By Adele Annesi

Word for Words is by author Adele Annesi. For Adele's website, visit Adele Annesi.

Thursday, December 29, 2016

The Brilliance of “Rebecca”

If you’ve never read the novel Rebecca, or if you haven’t read it lately, you may want to pick it up this holiday season, as a study in the strength of a character the reader never sees except through the eyes of others.
Penned by English author Daphne du Maurier, Rebecca was published in 1938 and became a bestseller that still remains in print. Starting with the ominous, "Last night I dreamt I went to Manderley again,” du Maurier explores the chilling saga of the second Mrs. Maxim de Winter, whose name du Maurier never reveals. Yet, almost from the start we know de Winter’s first wife, Rebecca, for how can anyone, especially a second wife with no apparent self-identity, compete with the dead?
The story begins with the new Mrs. de Winter’s memory of that inaugural visit to the haunting estate of Manderley, a remote mansion on the windswept Cornish coast, and its equally haunted inhabitants. This is a first step also for the reader in understanding the power of a place and people remembered who are even more real because their significance reaches from the past into the present.
Thus, we find ourselves traveling with the second Mrs. de Winter, the husband she barely knows at the wheel, to an immense estate.
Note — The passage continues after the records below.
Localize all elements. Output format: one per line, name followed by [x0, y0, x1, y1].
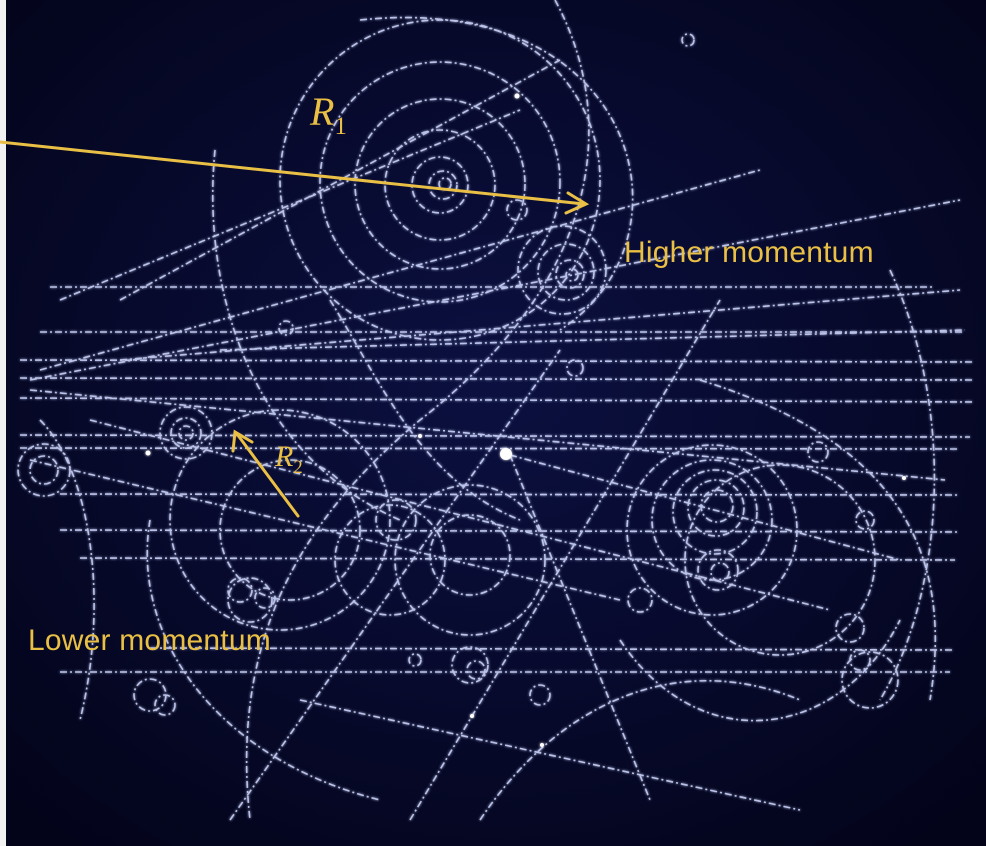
- spiral: [178, 425, 194, 441]
- r1-arrow: [0, 140, 586, 206]
- r1-symbol: R: [310, 89, 335, 134]
- vertex-point: [470, 714, 474, 718]
- r2-label: R2: [275, 440, 303, 478]
- r1-label: R1: [310, 88, 347, 140]
- spiral: [394, 484, 546, 636]
- spiral: [17, 443, 71, 497]
- spiral: [529, 684, 551, 706]
- spiral: [227, 577, 253, 603]
- spiral: [697, 549, 739, 591]
- spiral: [279, 19, 601, 341]
- track-arc: [245, 0, 590, 821]
- spiral: [466, 660, 486, 680]
- track-arc: [479, 680, 801, 821]
- beam-track: [19, 377, 976, 381]
- lower-momentum-label: Lower momentum: [28, 624, 271, 657]
- track: [509, 454, 651, 801]
- track: [29, 459, 621, 601]
- track: [299, 699, 801, 811]
- spiral: [319, 61, 561, 303]
- spiral: [672, 469, 758, 555]
- spiral: [169, 409, 391, 631]
- track-arc: [39, 419, 95, 721]
- beam-track: [149, 647, 956, 651]
- particle-tracks: [17, 0, 976, 821]
- higher-momentum-label: Higher momentum: [624, 236, 874, 269]
- spiral: [170, 417, 202, 449]
- annotations: [0, 140, 590, 518]
- spiral: [428, 170, 458, 200]
- spiral: [429, 514, 511, 596]
- track-arc: [146, 519, 381, 801]
- spiral: [159, 406, 213, 460]
- spiral: [835, 613, 865, 643]
- spiral: [254, 587, 276, 609]
- spiral: [627, 587, 653, 613]
- spiral: [227, 577, 273, 623]
- spiral: [855, 510, 875, 530]
- vertex-point: [500, 448, 512, 460]
- spiral: [438, 177, 452, 191]
- spiral: [29, 455, 59, 485]
- spiral: [334, 504, 446, 616]
- spiral: [841, 651, 899, 709]
- vertex-point: [418, 434, 422, 438]
- spiral: [517, 225, 607, 315]
- track-arc: [699, 379, 937, 701]
- track-arc: [359, 16, 634, 331]
- spiral: [555, 259, 585, 289]
- spiral: [278, 320, 294, 336]
- spiral: [565, 268, 579, 282]
- spiral: [566, 359, 584, 377]
- track: [39, 169, 761, 371]
- track: [229, 349, 561, 821]
- track: [89, 419, 831, 611]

There the new young bride is drawn into the life of her predecessor, the beautiful Rebecca, austere as the Cornish coast, dead but not forgotten, whose rooms remain untouched, whose clothes still hang ready. There also we find Rebecca's devoted servant—Mrs. Danvers—loyal and menacing.
Determined to make a place for herself in her new husband's world, the second Mrs. de Winter begins searching for the real fate of Rebecca amid the mysteries of Manderley, which reveals its secrets only at a great price. In Rebecca, the reader will find melodrama and drama at their finest, along with the potency of a story whose main character is seen through the eyes and enshrined memories of those who loved and hated her.